“[Rose & Davis] swap lead vocals to suit the song and songwriter, a sort of Lennon/McCartney arrangement and get it right every time: heartfelt yes, earthy certainly, but never languid. ‘Burnin’ At Both Ends’ and ‘Shift Work’ show both our heroes at their most gritty. The reality is that Seadar Rose and Aaron Davis go together like bacon and eggs. This is the sound of America, untamed and infinite.”
“Seadar Rose’s vocals are a languid, whiskey-smooth drawl that easily stand comparison with Lucinda Williams or Gillian Welch and with Aaron Davis recalling Ryan Adams, the pair harmonise and compliment each other beautifully on the 12 tracks on the record. They range from the slow, sultry seduction of Devil’s Honey to the intelligent roots-rock of Shift Work and the cowboy funk grooves of Right Down To It. Comparisons to The Civil Wars are probably inevitable but for us, this is a record with much more in the way of depth, imagination and ambition.”

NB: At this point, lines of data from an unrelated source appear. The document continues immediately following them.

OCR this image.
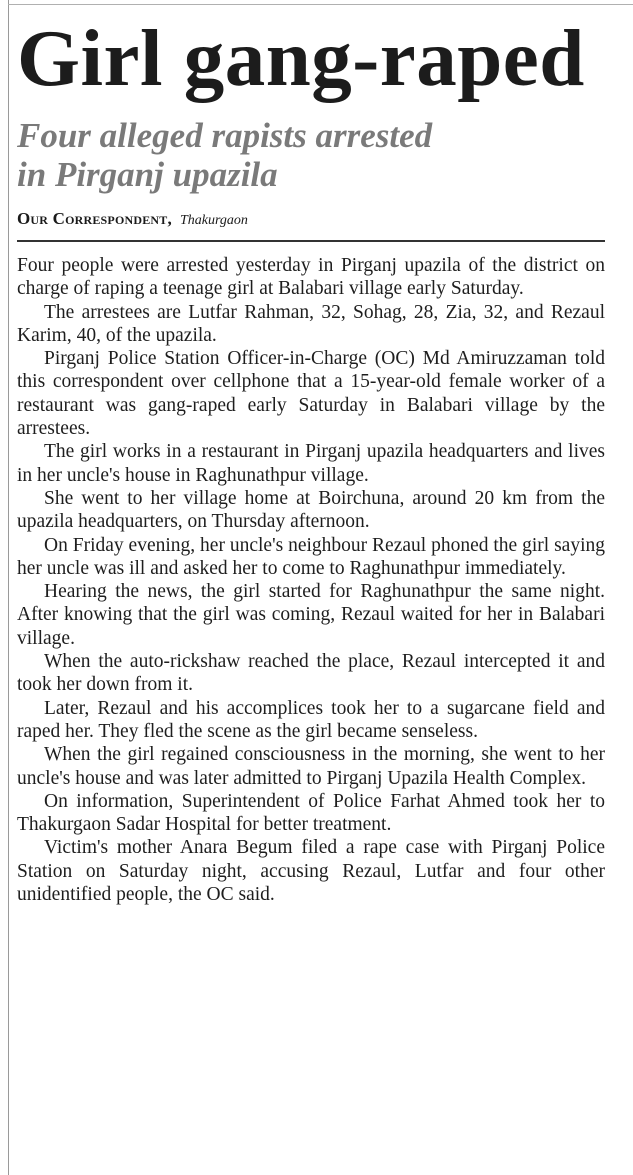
Girl gang-raped
Four alleged rapists arrested
in Pirganj upazila
Our Correspondent, Thakurgaon

Four people were arrested yesterday in Pirganj upazila of the district on charge of raping a teenage girl at Balabari village early Saturday.

The arrestees are Lutfar Rahman, 32, Sohag, 28, Zia, 32, and Rezaul Karim, 40, of the upazila.

Pirganj Police Station Officer-in-Charge (OC) Md Amiruzzaman told this correspondent over cellphone that a 15-year-old female worker of a restaurant was gang-raped early Saturday in Balabari village by the arrestees.

The girl works in a restaurant in Pirganj upazila headquarters and lives in her uncle's house in Raghunathpur village.

She went to her village home at Boirchuna, around 20 km from the upazila headquarters, on Thursday afternoon.

On Friday evening, her uncle's neighbour Rezaul phoned the girl saying her uncle was ill and asked her to come to Raghunathpur immediately.

Hearing the news, the girl started for Raghunathpur the same night. After knowing that the girl was coming, Rezaul waited for her in Balabari village.

When the auto-rickshaw reached the place, Rezaul intercepted it and took her down from it.

Later, Rezaul and his accomplices took her to a sugarcane field and raped her. They fled the scene as the girl became senseless.

When the girl regained consciousness in the morning, she went to her uncle's house and was later admitted to Pirganj Upazila Health Complex.

On information, Superintendent of Police Farhat Ahmed took her to Thakurgaon Sadar Hospital for better treatment.

Victim's mother Anara Begum filed a rape case with Pirganj Police Station on Saturday night, accusing Rezaul, Lutfar and four other unidentified people, the OC said.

“The duo lends an easy Western flair to their more prominent native influences of North Carolina and Kentucky. Rose's voice triangulates the soulful grit of Lucinda Williams, the easy twang of Gillian Welch, and the acoustic indie intensity of new songstresses like Sera Cahoone, melding well with Davis' understated drawl...a combination that goes down as smoothly as top-shelf bourbon.”
“Rose has sweet-and-smoky vocals reminiscent of Catherine Irwin from Freakwater. Together with Davis, who sports mellow countrified pipes à la Mark Knopfler, they're a mighty force."”

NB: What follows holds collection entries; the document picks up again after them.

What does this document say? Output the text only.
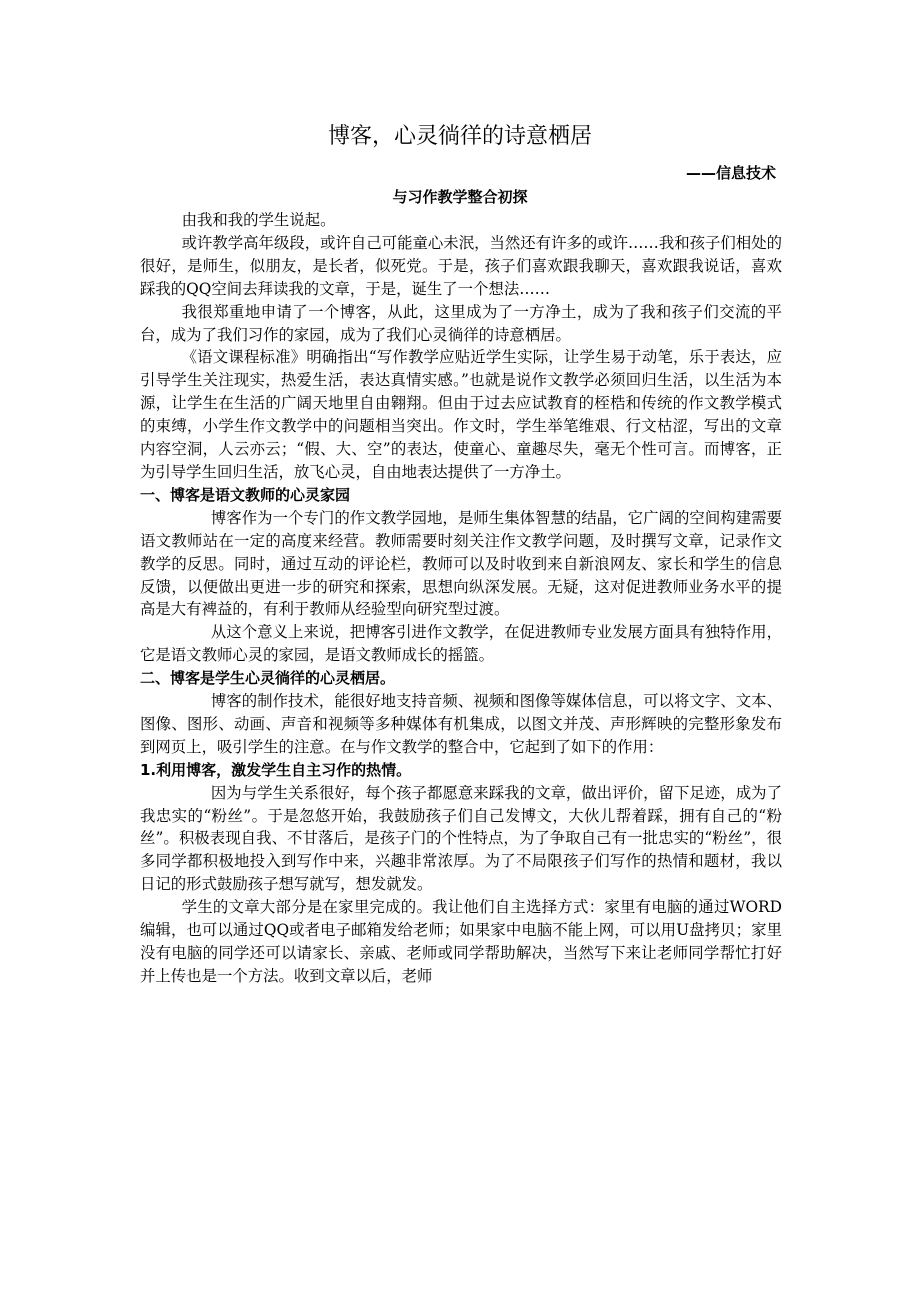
博客，心灵徜徉的诗意栖居
——信息技术
与习作教学整合初探

由我和我的学生说起。

或许教学高年级段，或许自己可能童心未泯，当然还有许多的或许……我和孩子们相处的很好，是师生，似朋友，是长者，似死党。于是，孩子们喜欢跟我聊天，喜欢跟我说话，喜欢踩我的QQ空间去拜读我的文章，于是，诞生了一个想法……

我很郑重地申请了一个博客，从此，这里成为了一方净土，成为了我和孩子们交流的平台，成为了我们习作的家园，成为了我们心灵徜徉的诗意栖居。

《语文课程标准》明确指出“写作教学应贴近学生实际，让学生易于动笔，乐于表达，应引导学生关注现实，热爱生活，表达真情实感。”也就是说作文教学必须回归生活，以生活为本源，让学生在生活的广阔天地里自由翱翔。但由于过去应试教育的桎梏和传统的作文教学模式的束缚，小学生作文教学中的问题相当突出。作文时，学生举笔维艰、行文枯涩，写出的文章内容空洞，人云亦云；“假、大、空”的表达，使童心、童趣尽失，毫无个性可言。而博客，正为引导学生回归生活，放飞心灵，自由地表达提供了一方净土。

一、博客是语文教师的心灵家园

博客作为一个专门的作文教学园地，是师生集体智慧的结晶，它广阔的空间构建需要语文教师站在一定的高度来经营。教师需要时刻关注作文教学问题，及时撰写文章，记录作文教学的反思。同时，通过互动的评论栏，教师可以及时收到来自新浪网友、家长和学生的信息反馈，以便做出更进一步的研究和探索，思想向纵深发展。无疑，这对促进教师业务水平的提高是大有裨益的，有利于教师从经验型向研究型过渡。

从这个意义上来说，把博客引进作文教学，在促进教师专业发展方面具有独特作用，它是语文教师心灵的家园，是语文教师成长的摇篮。

二、博客是学生心灵徜徉的心灵栖居。

博客的制作技术，能很好地支持音频、视频和图像等媒体信息，可以将文字、文本、图像、图形、动画、声音和视频等多种媒体有机集成，以图文并茂、声形辉映的完整形象发布到网页上，吸引学生的注意。在与作文教学的整合中，它起到了如下的作用：

1.利用博客，激发学生自主习作的热情。

因为与学生关系很好，每个孩子都愿意来踩我的文章，做出评价，留下足迹，成为了我忠实的“粉丝”。于是忽悠开始，我鼓励孩子们自己发博文，大伙儿帮着踩，拥有自己的“粉丝”。积极表现自我、不甘落后，是孩子门的个性特点，为了争取自己有一批忠实的“粉丝”，很多同学都积极地投入到写作中来，兴趣非常浓厚。为了不局限孩子们写作的热情和题材，我以日记的形式鼓励孩子想写就写，想发就发。

学生的文章大部分是在家里完成的。我让他们自主选择方式：家里有电脑的通过WORD编辑，也可以通过QQ或者电子邮箱发给老师；如果家中电脑不能上网，可以用U盘拷贝；家里没有电脑的同学还可以请家长、亲戚、老师或同学帮助解决，当然写下来让老师同学帮忙打好并上传也是一个方法。收到文章以后，老师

"An album of soulful honest music, managing to be equally true to its core americana roots as it is to being forward looking and mildly adventurous."
“There’s just enough guest work on the self-titled debut to enhance Screen Door Porch’s strong suits – namely Rose’s voice, Davis’ composition and the songwriting abilities of both...This duo, which cut its teeth in Jackson Hole’s relatively conservative scene, is ready to take flight in new directions.”